What is the difference between arrogance and pride?
asked Oct 08 '12 at 18:35
Arrogance derives from the act of arrogating. To arrogate is take credit for something, generally when you don't deserve it.
Pride is concern with being good as such. That is, a proud person doesn't just want values. A proud person wants to be good in his attainment of values. Pride is caring about one's own excellence and moral status.
A proud man wants to know he is moral, so he cares about knowing what virtue consists of, and he ensures he's being virtuous. You might say a proud man is a man with a conscience, but not just with the negative side of feeling guilty when he does something wrong. A proud man's conscience makes him feel proud, i.e. happy about himself, when he does the right thing.
answered Oct 09 '12 at 09:36
John Paquette ♦
Arrogance: "I'm better than you."
An observer might ask: "Do you care about anyone else?"
One type of person might answer: "All's fair in love and war. May the best man win!"
Another type might answer: "I favor equal protection of individual rights for all, but beyond that, I focus primarily on my own interests, recognizing that I can often benefit greatly by mutual trading with carefully selected others, both materially and non-materially."

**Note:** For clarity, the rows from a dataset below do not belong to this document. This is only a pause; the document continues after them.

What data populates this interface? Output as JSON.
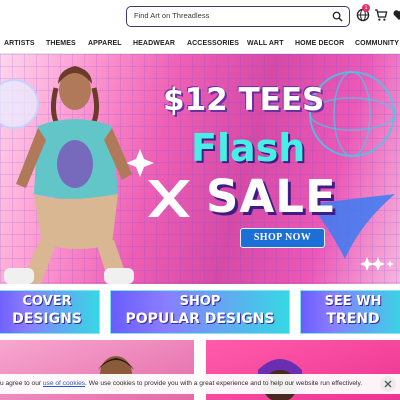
{
  "search": {
    "placeholder": "Find Art on Threadless"
  },
  "header": {
    "cart_count": "1"
  },
  "nav": {
    "items": [
      "ARTISTS",
      "THEMES",
      "APPAREL",
      "HEADWEAR",
      "ACCESSORIES",
      "WALL ART",
      "HOME DECOR",
      "COMMUNITY"
    ]
  },
  "hero": {
    "line1": "$12 TEES",
    "line2": "Flash",
    "line3": "SALE",
    "cta": "SHOP NOW"
  },
  "tiles": [
    {
      "line1": "COVER",
      "line2": "DESIGNS"
    },
    {
      "line1": "SHOP",
      "line2": "POPULAR DESIGNS"
    },
    {
      "line1": "SEE WH",
      "line2": "TREND"
    }
  ],
  "cookie": {
    "before": "u agree to our ",
    "link": "use of cookies",
    "after": ". We use cookies to provide you with a great experience and to help our website run effectively."
  },
  "colors": {
    "accent": "#1d6fd8",
    "badge": "#e0336b",
    "hero_pink": "#ee5fb4",
    "cyan": "#47f0e6"
  },
  "icons": [
    "search-icon",
    "globe-icon",
    "cart-icon",
    "heart-icon",
    "close-icon"
  ]
}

Note that the latter type of response doesn't quite lend itself to "sound bites" or slogans as efficiently as less reality-centered responses. Those who prefer to avoid reality probably prefer slogans. Those who genuinely prefer reality may seem to be comparing themselves to others when they select some potential trading partners over others, but they're just doing it for their own personal interests, not to "put down" or conquer others in some kind of "race to the top."